Why use these PID values for the Fetch robot arm?

Hi I’m trying to work on the OpenAI Fetch gripper tasks with reinforcement learning. I’m attempting to solve it using just the joint positions for the action which are then passed to the joint controllers. The issue is that the arm sways back and forth too much around the cube.

I’m using the Fetch environment defined in Fetch_Simple_Simulation and I noticed that https://bitbucket.org/theconstructcore/fetch_simple_simulation/src/master/fetch_simple_description/config/fetch.yaml
there are certain PID values defined for the controllers for the Fetch robot.
Under the original Fetch_Gazebo package [https://github.com/fetchrobotics/fetch_gazebo/blob/gazebo9/fetch_gazebo/config/default_controllers.yaml] there are different PID values defined.

I was thinking that using different PID values might reduce the amount of sway in the controllers and I wanted to know why you chose these values vs. the original Fetch_Gazebo values?

Thank you,

Benjy

The simple version was just created to have a simple joint control instead of the more complex one used with the Joint Trajectories.

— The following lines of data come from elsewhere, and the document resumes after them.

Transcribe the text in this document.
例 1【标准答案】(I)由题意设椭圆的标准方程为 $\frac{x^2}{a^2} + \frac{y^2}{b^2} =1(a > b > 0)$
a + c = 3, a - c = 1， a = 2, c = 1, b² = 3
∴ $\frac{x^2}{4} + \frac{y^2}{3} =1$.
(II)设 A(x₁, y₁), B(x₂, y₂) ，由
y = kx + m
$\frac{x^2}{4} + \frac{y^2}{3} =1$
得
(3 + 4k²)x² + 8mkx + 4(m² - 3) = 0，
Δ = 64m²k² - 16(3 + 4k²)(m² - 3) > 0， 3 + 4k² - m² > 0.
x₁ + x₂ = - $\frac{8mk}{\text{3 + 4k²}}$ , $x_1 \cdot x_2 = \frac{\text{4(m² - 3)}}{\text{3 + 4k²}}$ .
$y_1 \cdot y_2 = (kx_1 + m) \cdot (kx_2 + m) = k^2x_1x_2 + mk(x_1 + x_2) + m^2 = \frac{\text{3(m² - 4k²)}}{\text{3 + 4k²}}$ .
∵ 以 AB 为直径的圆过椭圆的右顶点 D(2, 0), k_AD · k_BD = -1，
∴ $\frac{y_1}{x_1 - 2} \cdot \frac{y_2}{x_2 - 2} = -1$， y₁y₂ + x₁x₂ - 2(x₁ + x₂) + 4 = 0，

PIDS are just aproximated values that try to make the movement smooth, but of cours etheyneed a lot of tweeking and for sure you can improve upon them to match your needs. There are several methods but the most basic one is sending angle commands and with rqt_reconfigura change the values until it doesnt oscilate when going to the position.

There are other methods like using the automatic PID callibration launch from PID ROS Package

Thanks! Did you guys ever have any luck implementing an OpenAI ROS version of the FetchPickAndPlace task?